Ce que Xavier Niel achète vraiment n’est pas ce que le marché croit.
On peut raconter Xavier Niel par ses acquisitions : Free, Play, Tele2, Millicom, SFR, Vodafone.
Mais l’essentiel n’est pas là.
Depuis vingt ans, ses opérations dessinent quelque chose de plus intéressant : une architecture de décision.
Niel ne semble pas chercher des entreprises parfaites.
Il cherche des systèmes imparfaits dont il pense pouvoir comprendre la mécanique mieux que le marché.
Et surtout, il ne cherche pas toujours à savoir immédiatement ce qu’il fera demain.
Il cherche d’abord à construire une position qui lui permettra de décider demain avec davantage d’informations qu’aujourd’hui.
C’est une nuance considérable.
Son premier actif n’est donc peut-être pas le capital.
C’est le temps.
Il observe.
Il cartographie.
Il attend.
Actionnaires. Dette. Management.

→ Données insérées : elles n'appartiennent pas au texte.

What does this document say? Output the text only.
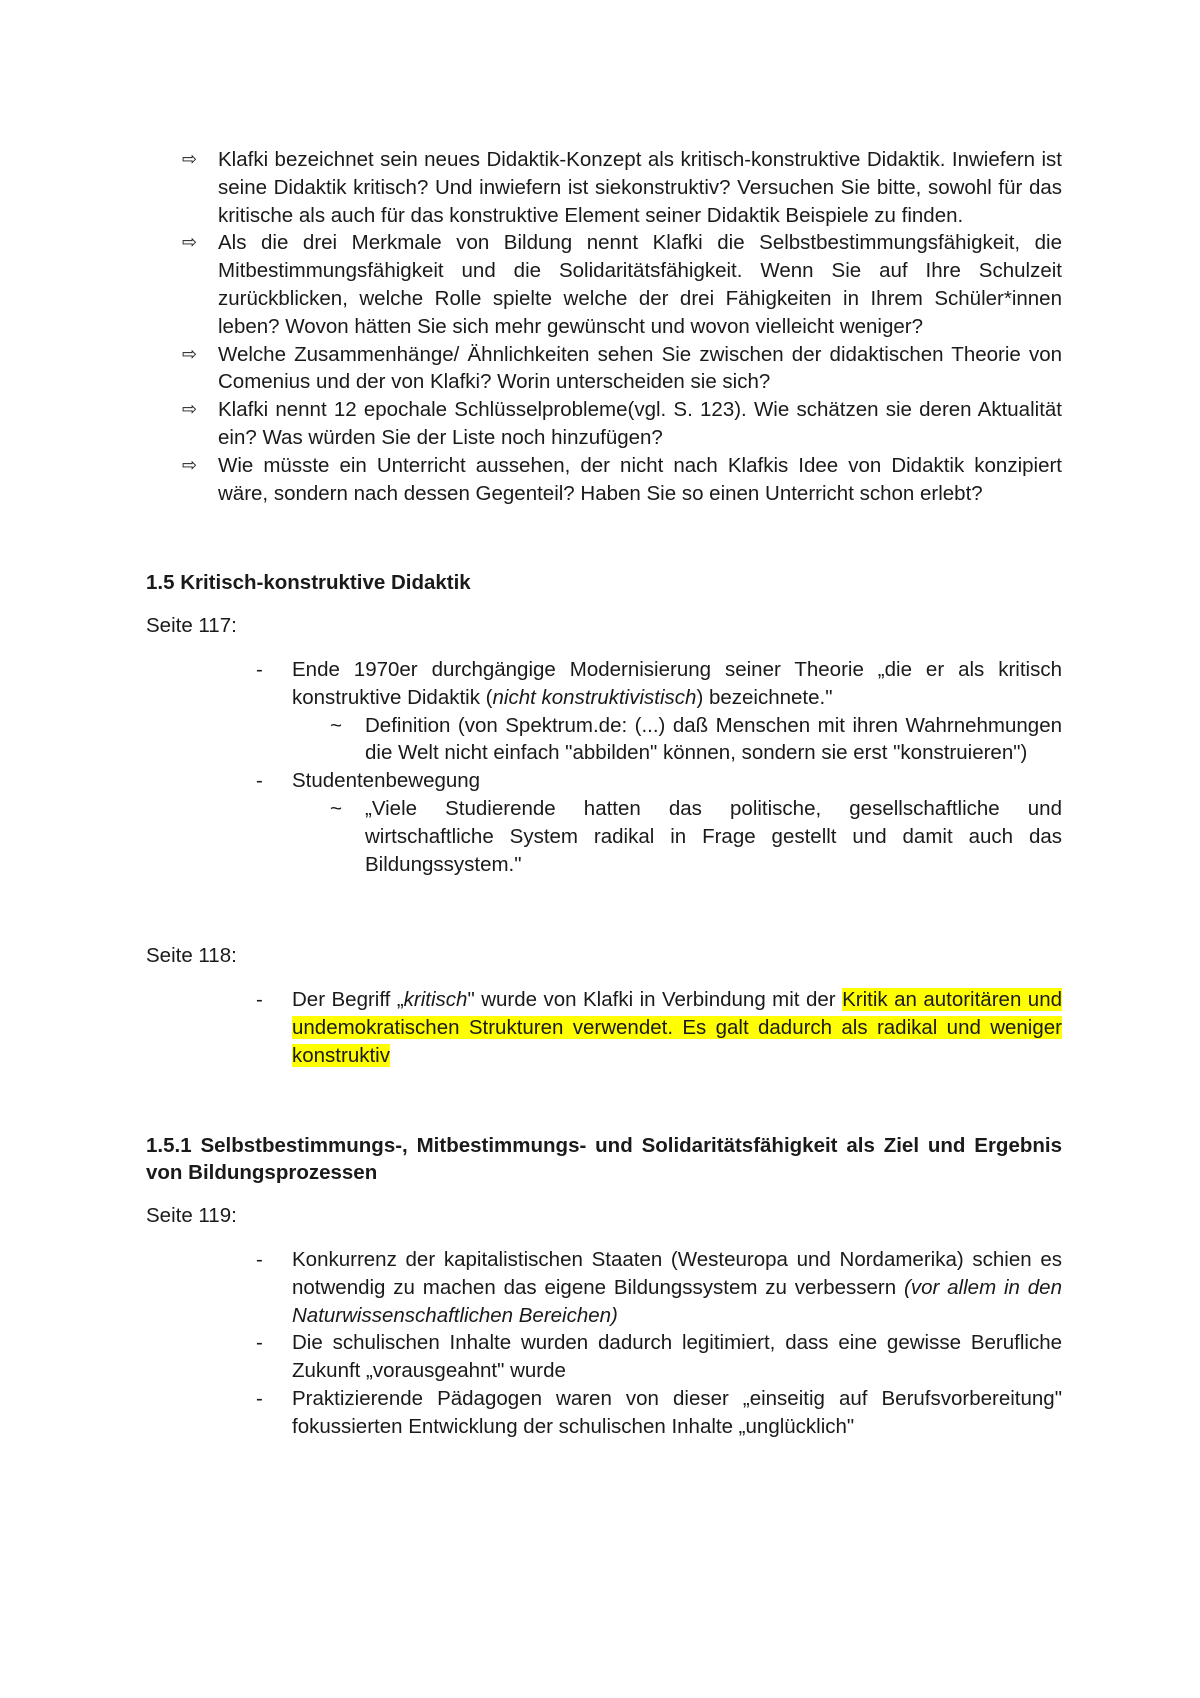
⇨ Klafki bezeichnet sein neues Didaktik-Konzept als kritisch-konstruktive Didaktik. Inwiefern ist seine Didaktik kritisch? Und inwiefern ist siekonstruktiv? Versuchen Sie bitte, sowohl für das kritische als auch für das konstruktive Element seiner Didaktik Beispiele zu finden.
⇨ Als die drei Merkmale von Bildung nennt Klafki die Selbstbestimmungsfähigkeit, die Mitbestimmungsfähigkeit und die Solidaritätsfähigkeit. Wenn Sie auf Ihre Schulzeit zurückblicken, welche Rolle spielte welche der drei Fähigkeiten in Ihrem Schüler*innen leben? Wovon hätten Sie sich mehr gewünscht und wovon vielleicht weniger?
⇨ Welche Zusammenhänge/ Ähnlichkeiten sehen Sie zwischen der didaktischen Theorie von Comenius und der von Klafki? Worin unterscheiden sie sich?
⇨ Klafki nennt 12 epochale Schlüsselprobleme(vgl. S. 123). Wie schätzen sie deren Aktualität ein? Was würden Sie der Liste noch hinzufügen?
⇨ Wie müsste ein Unterricht aussehen, der nicht nach Klafkis Idee von Didaktik konzipiert wäre, sondern nach dessen Gegenteil? Haben Sie so einen Unterricht schon erlebt?
1.5 Kritisch-konstruktive Didaktik

Seite 117:

- Ende 1970er durchgängige Modernisierung seiner Theorie „die er als kritisch konstruktive Didaktik (nicht konstruktivistisch) bezeichnete."
~ Definition (von Spektrum.de: (...) daß Menschen mit ihren Wahrnehmungen die Welt nicht einfach "abbilden" können, sondern sie erst "konstruieren")
- Studentenbewegung
~ „Viele Studierende hatten das politische, gesellschaftliche und wirtschaftliche System radikal in Frage gestellt und damit auch das Bildungssystem."

Seite 118:

- Der Begriff „kritisch" wurde von Klafki in Verbindung mit der Kritik an autoritären und undemokratischen Strukturen verwendet. Es galt dadurch als radikal und weniger konstruktiv
1.5.1 Selbstbestimmungs-, Mitbestimmungs- und Solidaritätsfähigkeit als Ziel und Ergebnis von Bildungsprozessen

Seite 119:

- Konkurrenz der kapitalistischen Staaten (Westeuropa und Nordamerika) schien es notwendig zu machen das eigene Bildungssystem zu verbessern (vor allem in den Naturwissenschaftlichen Bereichen)
- Die schulischen Inhalte wurden dadurch legitimiert, dass eine gewisse Berufliche Zukunft „vorausgeahnt" wurde
- Praktizierende Pädagogen waren von dieser „einseitig auf Berufsvorbereitung" fokussierten Entwicklung der schulischen Inhalte „unglücklich"
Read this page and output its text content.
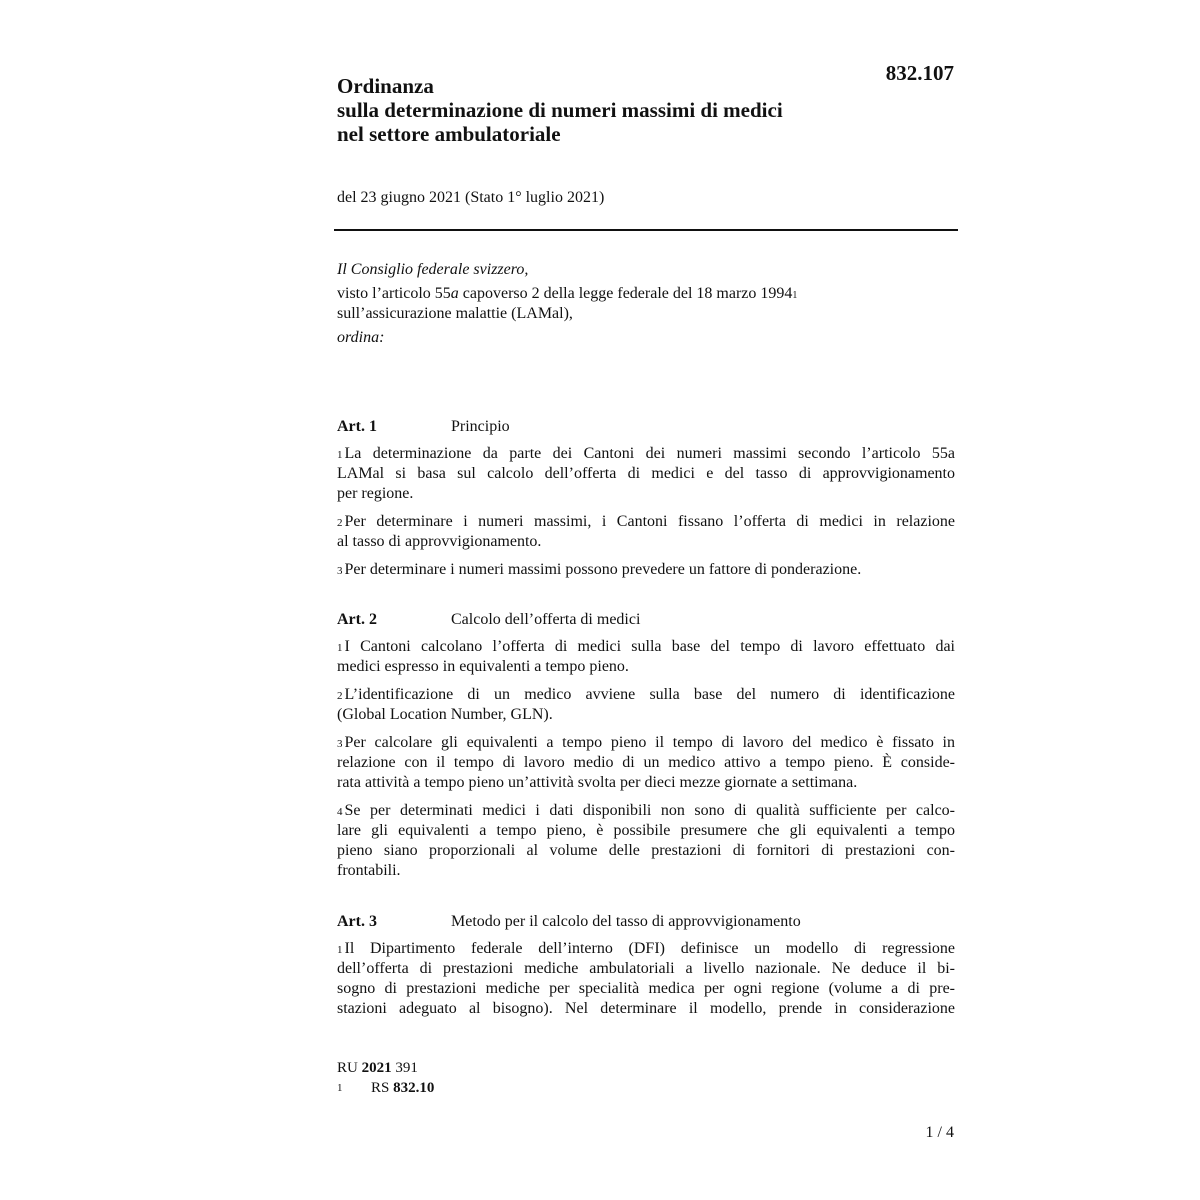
832.107
Ordinanza
sulla determinazione di numeri massimi di medici
nel settore ambulatoriale
del 23 giugno 2021 (Stato 1° luglio 2021)

Il Consiglio federale svizzero,

visto l’articolo 55a capoverso 2 della legge federale del 18 marzo 1994$^1$

sull’assicurazione malattie (LAMal),

ordina:

Art. 1	Principio
$^1$ La determinazione da parte dei Cantoni dei numeri massimi secondo l’articolo 55a
LAMal si basa sul calcolo dell’offerta di medici e del tasso di approvvigionamento
per regione.
$^2$ Per determinare i numeri massimi, i Cantoni fissano l’offerta di medici in relazione
al tasso di approvvigionamento.
$^3$ Per determinare i numeri massimi possono prevedere un fattore di ponderazione.
Art. 2	Calcolo dell’offerta di medici
$^1$ I Cantoni calcolano l’offerta di medici sulla base del tempo di lavoro effettuato dai
medici espresso in equivalenti a tempo pieno.
$^2$ L’identificazione di un medico avviene sulla base del numero di identificazione
(Global Location Number, GLN).
$^3$ Per calcolare gli equivalenti a tempo pieno il tempo di lavoro del medico è fissato in
relazione con il tempo di lavoro medio di un medico attivo a tempo pieno. È conside-
rata attività a tempo pieno un’attività svolta per dieci mezze giornate a settimana.
$^4$ Se per determinati medici i dati disponibili non sono di qualità sufficiente per calco-
lare gli equivalenti a tempo pieno, è possibile presumere che gli equivalenti a tempo
pieno siano proporzionali al volume delle prestazioni di fornitori di prestazioni con-
frontabili.
Art. 3	Metodo per il calcolo del tasso di approvvigionamento
$^1$ Il Dipartimento federale dell’interno (DFI) definisce un modello di regressione
dell’offerta di prestazioni mediche ambulatoriali a livello nazionale. Ne deduce il bi-
sogno di prestazioni mediche per specialità medica per ogni regione (volume a di pre-
stazioni adeguato al bisogno). Nel determinare il modello, prende in considerazione
RU 2021 391
1	RS 832.10
1 / 4
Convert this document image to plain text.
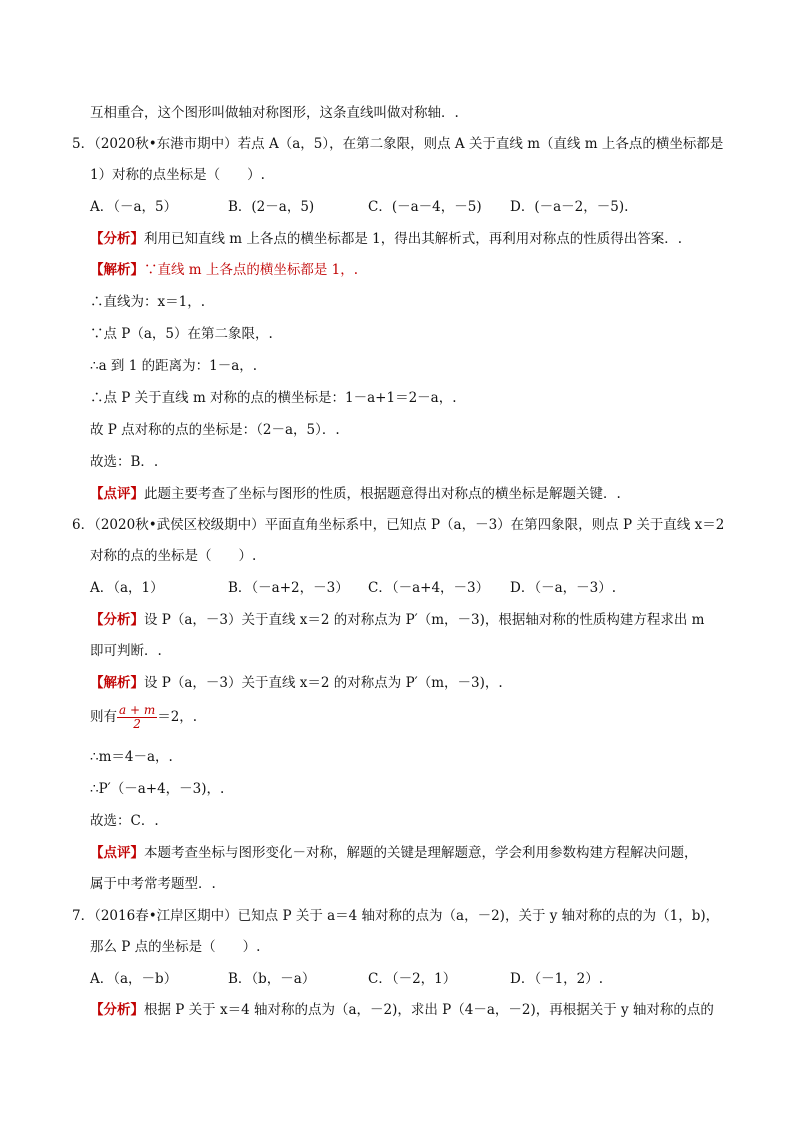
互相重合，这个图形叫做轴对称图形，这条直线叫做对称轴．.
5．（2020秋•东港市期中）若点 A（a，5），在第二象限，则点 A 关于直线 m（直线 m 上各点的横坐标都是
1）对称的点坐标是（　　）.
A．（－a，5）	B．(2－a，5)	C．(－a－4，－5) D．(－a－2，－5).
【分析】利用已知直线 m 上各点的横坐标都是 1，得出其解析式，再利用对称点的性质得出答案．.
【解析】∵直线 m 上各点的横坐标都是 1，.
∴直线为：x＝1，.
∵点 P（a，5）在第二象限，.
∴a 到 1 的距离为：1－a，.
∴点 P 关于直线 m 对称的点的横坐标是：1－a+1＝2－a，.
故 P 点对称的点的坐标是：（2－a，5）．.
故选：B．.
【点评】此题主要考查了坐标与图形的性质，根据题意得出对称点的横坐标是解题关键．.
6．（2020秋•武侯区校级期中）平面直角坐标系中，已知点 P（a，－3）在第四象限，则点 P 关于直线 x＝2
对称的点的坐标是（　　）.
A．（a，1）	B．（－a+2，－3） C．（－a+4，－3） D．（－a，－3）.
【分析】设 P（a，－3）关于直线 x＝2 的对称点为 P′（m，－3)，根据轴对称的性质构建方程求出 m
即可判断．.
【解析】设 P（a，－3）关于直线 x＝2 的对称点为 P′（m，－3)，.
则有 $\frac{a + m}{2} =2$，.
∴m＝4－a，.
∴P′（－a+4，－3)，.
故选：C．.
【点评】本题考查坐标与图形变化－对称，解题的关键是理解题意，学会利用参数构建方程解决问题，
属于中考常考题型．.
7．（2016春•江岸区期中）已知点 P 关于 a＝4 轴对称的点为（a，－2)，关于 y 轴对称的点的为（1，b)，
那么 P 点的坐标是（　　）.
A．（a，－b）	B．（b，－a）	C．（－2，1）	D．（－1，2）.
【分析】根据 P 关于 x＝4 轴对称的点为（a，－2)，求出 P（4－a，－2)，再根据关于 y 轴对称的点的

Coûts. Régulateurs. Concurrents. Rapport de force. Potentiel de consolidation.
Puis il attend qu’un désalignement apparaisse.
Une valorisation.
Un actionnaire vendeur.
Une restructuration.
Une gouvernance sous pression.
Un marché qui change.
Alors seulement, il se positionne.
Longue préparation. Courte exécution.
Vodafone est particulièrement révélateur.
Niel intervient après plusieurs années de simplification du groupe : sorties de marchés, recentrage, fusion britannique. Il prend 16,2 % du capital, puis structure une exposition potentielle proche de 18,8 %, tout en affirmant ne pas envisager d’OPA à ce stade.
Pourquoi ne pas acheter davantage ?
Parce que le contrôle n’est peut-être pas l’objectif initial.
L’objectif peut être plus subtil :
acheter suffisamment de poids pour que le système commence à réagir à sa présence.
Tele2 offre un autre indice : une participation proche de 20 %, permettant de devenir un actionnaire de référence sans absorber immédiatement l’entreprise.
SFR en apporte un autre encore plus révélateur : plutôt que de vouloir tout posséder, Free récupère les actifs qui renforcent précisément sa propre architecture.
Ce n’est donc pas une logique d’acquisition.
C’est une logique de configuration.
Et c’est ici que le comportement devient intéressant.
Je ne qualifierais pas Niel de simple risk taker.
Je parlerais plutôt de risk designer.
Il ne supprime pas l’incertitude.
Il structure l’incertitude pour conserver plusieurs issues possibles.
T-Mobile : l’opération ne se fait pas.
Telecom Italia : la position permet de tester le terrain.
Tele2 : influence sans contrôle.
SFR : sélection des briques stratégiques.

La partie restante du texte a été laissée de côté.